A particularly enjoyable theme in Aiken Hodge’s book is the source of Jane Austen’s inspiration for her stories. It is a fact that Austen’s beloved sailor brothers influenced her naval characters, such as Captain Wentworth. Those familiar with the writer’s life will also know that her charming and flirtatious cousin Eliza Hauton, married to a French count first and Austen’s brother Henry later, would inspire Mary Crawford, and to a lesser extent, Lady Susan.
However, Aiken Hodge goes well beyond the customary facts and excels at providing Easter eggs for Janeites. The connections she draws between fact and fiction are many. A scandalous story about a Mrs Powlett who elopes with a viscount inspires Mansfield Park; an impoverished widow of her acquaintance provides the raw material for Emma’s Miss Bates; a pompous man of the cloth may well be the spark that lit Pride and Prejudice’s Mr Collins. But beyond anecdotal encounters, the book looks at how Jane Austen “took the painful grit of experience and transmuted it into her pearl.” Aiken Hodge masters the art of pinpointing the difficulties, the humiliations, the sadness and the disappointments in the author’s life that her work would inevitably reflect.
Aiken Hodge’s book is a delightful read.
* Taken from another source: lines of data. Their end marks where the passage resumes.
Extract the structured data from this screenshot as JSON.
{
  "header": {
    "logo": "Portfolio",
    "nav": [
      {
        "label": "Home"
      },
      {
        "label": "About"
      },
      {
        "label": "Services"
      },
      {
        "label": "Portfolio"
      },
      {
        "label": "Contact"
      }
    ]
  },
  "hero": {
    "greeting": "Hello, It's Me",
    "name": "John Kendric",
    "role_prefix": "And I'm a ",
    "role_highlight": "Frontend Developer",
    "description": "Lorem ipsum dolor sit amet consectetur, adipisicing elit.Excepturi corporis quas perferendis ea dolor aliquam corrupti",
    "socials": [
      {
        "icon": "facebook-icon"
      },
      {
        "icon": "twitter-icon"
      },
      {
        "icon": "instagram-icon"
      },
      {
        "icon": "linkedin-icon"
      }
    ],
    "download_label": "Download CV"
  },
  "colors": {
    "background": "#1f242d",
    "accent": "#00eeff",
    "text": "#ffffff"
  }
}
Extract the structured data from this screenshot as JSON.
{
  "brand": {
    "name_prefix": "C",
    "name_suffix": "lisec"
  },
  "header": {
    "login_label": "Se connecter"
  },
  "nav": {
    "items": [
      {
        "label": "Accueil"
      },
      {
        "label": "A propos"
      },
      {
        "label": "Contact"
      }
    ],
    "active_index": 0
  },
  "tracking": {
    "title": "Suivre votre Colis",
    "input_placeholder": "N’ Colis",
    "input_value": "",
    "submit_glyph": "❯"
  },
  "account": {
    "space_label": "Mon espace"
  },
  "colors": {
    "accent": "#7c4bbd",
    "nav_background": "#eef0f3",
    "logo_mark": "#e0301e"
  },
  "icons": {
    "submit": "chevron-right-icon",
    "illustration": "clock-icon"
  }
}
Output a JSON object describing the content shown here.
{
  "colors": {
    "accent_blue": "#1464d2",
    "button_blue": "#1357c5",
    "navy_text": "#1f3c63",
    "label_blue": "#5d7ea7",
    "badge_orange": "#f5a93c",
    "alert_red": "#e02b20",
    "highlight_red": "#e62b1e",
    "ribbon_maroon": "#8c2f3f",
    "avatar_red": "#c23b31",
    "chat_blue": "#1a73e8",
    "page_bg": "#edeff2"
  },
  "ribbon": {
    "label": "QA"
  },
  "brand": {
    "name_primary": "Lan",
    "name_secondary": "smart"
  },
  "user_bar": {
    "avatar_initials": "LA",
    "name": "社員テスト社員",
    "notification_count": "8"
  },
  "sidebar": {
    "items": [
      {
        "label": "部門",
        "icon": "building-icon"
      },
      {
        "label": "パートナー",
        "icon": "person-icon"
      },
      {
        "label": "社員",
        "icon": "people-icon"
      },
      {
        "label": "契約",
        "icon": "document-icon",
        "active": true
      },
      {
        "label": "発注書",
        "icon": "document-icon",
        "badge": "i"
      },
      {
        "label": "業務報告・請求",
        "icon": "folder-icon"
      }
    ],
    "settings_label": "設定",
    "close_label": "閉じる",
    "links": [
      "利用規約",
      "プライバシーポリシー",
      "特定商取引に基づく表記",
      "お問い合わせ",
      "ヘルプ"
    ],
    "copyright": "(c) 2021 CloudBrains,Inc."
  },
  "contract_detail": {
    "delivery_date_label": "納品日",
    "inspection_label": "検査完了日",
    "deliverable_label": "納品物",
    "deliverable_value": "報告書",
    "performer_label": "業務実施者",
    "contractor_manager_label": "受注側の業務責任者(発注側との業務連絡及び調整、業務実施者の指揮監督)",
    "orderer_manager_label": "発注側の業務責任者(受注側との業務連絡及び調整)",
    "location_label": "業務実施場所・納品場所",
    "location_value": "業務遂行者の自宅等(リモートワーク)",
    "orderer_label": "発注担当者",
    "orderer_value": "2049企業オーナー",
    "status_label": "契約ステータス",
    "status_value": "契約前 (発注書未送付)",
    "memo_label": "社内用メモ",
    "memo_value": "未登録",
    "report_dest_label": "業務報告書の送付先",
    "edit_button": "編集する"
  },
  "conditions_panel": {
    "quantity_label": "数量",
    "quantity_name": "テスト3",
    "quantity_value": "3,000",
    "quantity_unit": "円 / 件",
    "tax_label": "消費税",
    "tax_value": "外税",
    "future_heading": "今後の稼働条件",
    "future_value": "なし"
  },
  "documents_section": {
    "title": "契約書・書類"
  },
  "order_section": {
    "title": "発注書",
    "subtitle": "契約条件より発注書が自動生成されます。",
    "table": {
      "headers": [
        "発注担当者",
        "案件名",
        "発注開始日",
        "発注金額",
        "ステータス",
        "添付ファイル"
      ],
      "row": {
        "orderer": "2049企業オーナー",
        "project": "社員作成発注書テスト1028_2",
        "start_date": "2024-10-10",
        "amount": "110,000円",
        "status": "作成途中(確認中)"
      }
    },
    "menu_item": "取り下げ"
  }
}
She has an evident love for her subject and is not afraid to go beyond what is generally known about Austen. She also does not shy away from controversies, such as a suspected spiritual crisis when Austen was in her thirties and the interpretation of the writer’s will as a “text for feminists.” One may agree or disagree with some of her conclusions, but they are impeccably researched, admiringly exposed and beautifully written.
At the same time, this is no light read. Aiken Hodge has rightly opted for contemporary spellings for the historical sources and has kept away from footnotes and additional referencing, but the book is dense in facts and names. It would be superb if future editions included an Austen family tree, because it is easy to get lost after the first dozen nephews and nieces, not to mention the second marriages. Having said that, the effort in following the comings and goings of the many members of the Austen clan is amply rewarded. Aiken Hodge has written a remarkable biography that is likely to become a work of reference those who admire Jane Austen’s work and are intrigued by her genius.